The story of the pictures begins here in 2010 with Between Two Worlds: Who Loved You Before You Were Mine, a reprise performance of a play my friend Killer had dreamed up with a collection of friends from JFREJ + elsewhere.  The performance seemed to tranifest (a word I use to describe queer imagination come to life) secret dreams that I held too, and when I looked up and realized how beautiful my friends were, I suddenly HAD to start photographing.

It was also a way for me to channel my frustration with the kind of “objective” documentary photography I was reviewing for my job at the Open Society Foundations’ Documentary Photography Project – work that I sometimes loved, but which often frustrated me.  I had long gotten over the idea of objectivity, I was tired of looking at neatly composed color images shot on high-end digital cameras, and I kind of just wanted to fuck with all of the rules.  A chrome-faced camera felt sexy in my hands, and using it broke a several-year dry spell of photographer burnout.

Ultimately these first friends led me through circle after circle of queers upon queers upon queers, and my work since then to make these circles more inclusive and attempt to stitch them all together for greater cultural transformation is documented on this blog and speaks for itself.  Every queer friend I’ve met is gloriously unique – that’s a basic principle most of us share – and it’s our ability to listen, understand, rage together, and hold each other despite our differences that makes us strong.

And probably all of us have found ourselves on a queer dance floor at some point.  🙂

The work of unraveling white supremacy and cultural imperialism, understanding how it has impacted ALL our behaviors and imaginations, and developing new habits of love and interdependence is critical work particularly in our generations, when (due to the internet and other factors) we’re able to develop more inclusive shared analysis and visions for the future. In my collective we call this “doing the wrrq” and if yr down for it – drop us a note, we are happy to help you figure out how you can best get involved – no matter where you live.  If you’ve got more money than time we’d be happy to redirect those funds to artists taking responsibility for various projects, or project expenses (we need to raise $15,000 to get over 50 artists through this year’s summer retreat, for example).

The photos remain as beautiful now as when I first shot them, and I’m proud to see them out in the world now representing my particular memories of the queer love that shaped me.  I will always try to contextualize them with active, urgent stories from my global gender-free sisterhood.

Extra love to three of my queer fam in these images, who walked first through the doors they dreamed into being:

* Xavier Ruiz Cabo Flores aka DJ Sirlinda, whose countless beats we marched and danced to
* Taueret Davis aka AfroTitty, whose fierce organizing and performances created new worlds for fat black femmes
* the elegant acerbic and magical Bryn Kelly, whose dead-honest writing exposed us to the hilarious side of life as a poor HIV-positive transwoman
* and to Kate Spencer of New Alternatives, whose generous heart supported countless transient young people over decades of care

(OK so the captions as I submitted them read like a history of love for queer Brooklyn and had links to every artist in every photograph. A lot of those words and links were cut, as were words like “genderfucker” and pronouns like “they” and gentler terms than “committed suicide.” But the rest of the words are pretty much my own, and I’m grateful to the editors for supporting my voice as I spoke for myself.)

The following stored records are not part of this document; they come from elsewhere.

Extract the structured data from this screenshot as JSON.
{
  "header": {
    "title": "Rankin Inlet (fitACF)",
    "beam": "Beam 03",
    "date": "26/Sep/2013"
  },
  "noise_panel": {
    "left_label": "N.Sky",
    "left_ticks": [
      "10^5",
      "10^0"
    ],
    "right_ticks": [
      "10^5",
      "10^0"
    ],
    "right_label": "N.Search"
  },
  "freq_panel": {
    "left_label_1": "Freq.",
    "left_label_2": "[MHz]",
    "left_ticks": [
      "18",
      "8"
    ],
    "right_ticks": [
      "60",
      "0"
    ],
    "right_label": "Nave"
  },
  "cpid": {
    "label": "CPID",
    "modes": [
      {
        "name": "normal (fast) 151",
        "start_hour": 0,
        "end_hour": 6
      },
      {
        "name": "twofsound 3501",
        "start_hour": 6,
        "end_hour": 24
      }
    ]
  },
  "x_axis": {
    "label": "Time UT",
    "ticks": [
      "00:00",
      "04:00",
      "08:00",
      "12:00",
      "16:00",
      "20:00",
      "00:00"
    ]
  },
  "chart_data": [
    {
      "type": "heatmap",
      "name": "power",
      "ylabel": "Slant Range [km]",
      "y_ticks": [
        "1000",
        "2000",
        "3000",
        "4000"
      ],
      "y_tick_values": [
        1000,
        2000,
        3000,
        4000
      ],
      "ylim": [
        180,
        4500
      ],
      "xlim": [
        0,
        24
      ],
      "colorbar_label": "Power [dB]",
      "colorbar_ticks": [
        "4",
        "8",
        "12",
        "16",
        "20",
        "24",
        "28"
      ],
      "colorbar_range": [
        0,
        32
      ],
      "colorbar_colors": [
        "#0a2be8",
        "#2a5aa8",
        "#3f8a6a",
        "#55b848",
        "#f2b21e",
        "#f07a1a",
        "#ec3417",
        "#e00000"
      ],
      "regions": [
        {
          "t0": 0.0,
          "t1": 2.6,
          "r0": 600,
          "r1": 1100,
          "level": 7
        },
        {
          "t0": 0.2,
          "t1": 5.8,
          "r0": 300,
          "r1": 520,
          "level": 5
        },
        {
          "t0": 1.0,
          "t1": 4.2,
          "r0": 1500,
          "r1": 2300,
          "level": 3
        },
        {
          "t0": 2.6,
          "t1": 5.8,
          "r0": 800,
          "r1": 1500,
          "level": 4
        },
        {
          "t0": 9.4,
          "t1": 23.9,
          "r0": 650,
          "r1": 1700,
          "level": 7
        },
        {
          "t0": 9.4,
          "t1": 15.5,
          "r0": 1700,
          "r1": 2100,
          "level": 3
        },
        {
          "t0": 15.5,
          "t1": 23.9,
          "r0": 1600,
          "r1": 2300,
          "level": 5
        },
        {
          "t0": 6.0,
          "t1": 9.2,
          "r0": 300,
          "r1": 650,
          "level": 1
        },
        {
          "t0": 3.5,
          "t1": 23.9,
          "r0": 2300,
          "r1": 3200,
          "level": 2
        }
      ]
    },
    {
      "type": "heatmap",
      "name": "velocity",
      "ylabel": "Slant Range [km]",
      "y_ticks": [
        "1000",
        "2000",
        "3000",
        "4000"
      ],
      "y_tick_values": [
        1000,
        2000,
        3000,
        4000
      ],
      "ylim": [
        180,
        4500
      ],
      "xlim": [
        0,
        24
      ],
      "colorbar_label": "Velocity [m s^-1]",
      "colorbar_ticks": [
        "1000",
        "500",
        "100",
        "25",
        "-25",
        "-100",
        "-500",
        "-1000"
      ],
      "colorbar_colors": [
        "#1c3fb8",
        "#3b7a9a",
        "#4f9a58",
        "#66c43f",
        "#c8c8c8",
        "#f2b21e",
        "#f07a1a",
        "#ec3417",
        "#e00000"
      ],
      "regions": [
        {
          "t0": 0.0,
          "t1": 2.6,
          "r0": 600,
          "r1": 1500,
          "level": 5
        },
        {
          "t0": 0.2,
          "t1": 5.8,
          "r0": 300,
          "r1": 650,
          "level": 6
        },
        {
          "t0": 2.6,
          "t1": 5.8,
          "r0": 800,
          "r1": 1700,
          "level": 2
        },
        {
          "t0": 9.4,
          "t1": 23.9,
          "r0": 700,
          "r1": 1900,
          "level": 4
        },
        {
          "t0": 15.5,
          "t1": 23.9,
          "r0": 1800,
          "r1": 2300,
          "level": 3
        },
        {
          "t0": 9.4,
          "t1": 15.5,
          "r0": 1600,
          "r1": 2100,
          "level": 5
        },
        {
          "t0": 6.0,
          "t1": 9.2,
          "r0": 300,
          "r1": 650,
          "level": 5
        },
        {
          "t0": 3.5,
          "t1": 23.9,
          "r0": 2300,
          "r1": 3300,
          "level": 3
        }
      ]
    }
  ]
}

Thanks again to Ezra Berkley Nepon for some brilliant last-minute editing support, Sarah Peters for keeping me alive through five sleepless nights of writing through grief, Karina Claudio-Betancourt, Ignacio J Medina and Houston Cypress of Love the Everglades for sharing their voices, and to every one of my fierce and brilliant friends, for being yourselves every day “in a constructed world that wasn’t built for us.”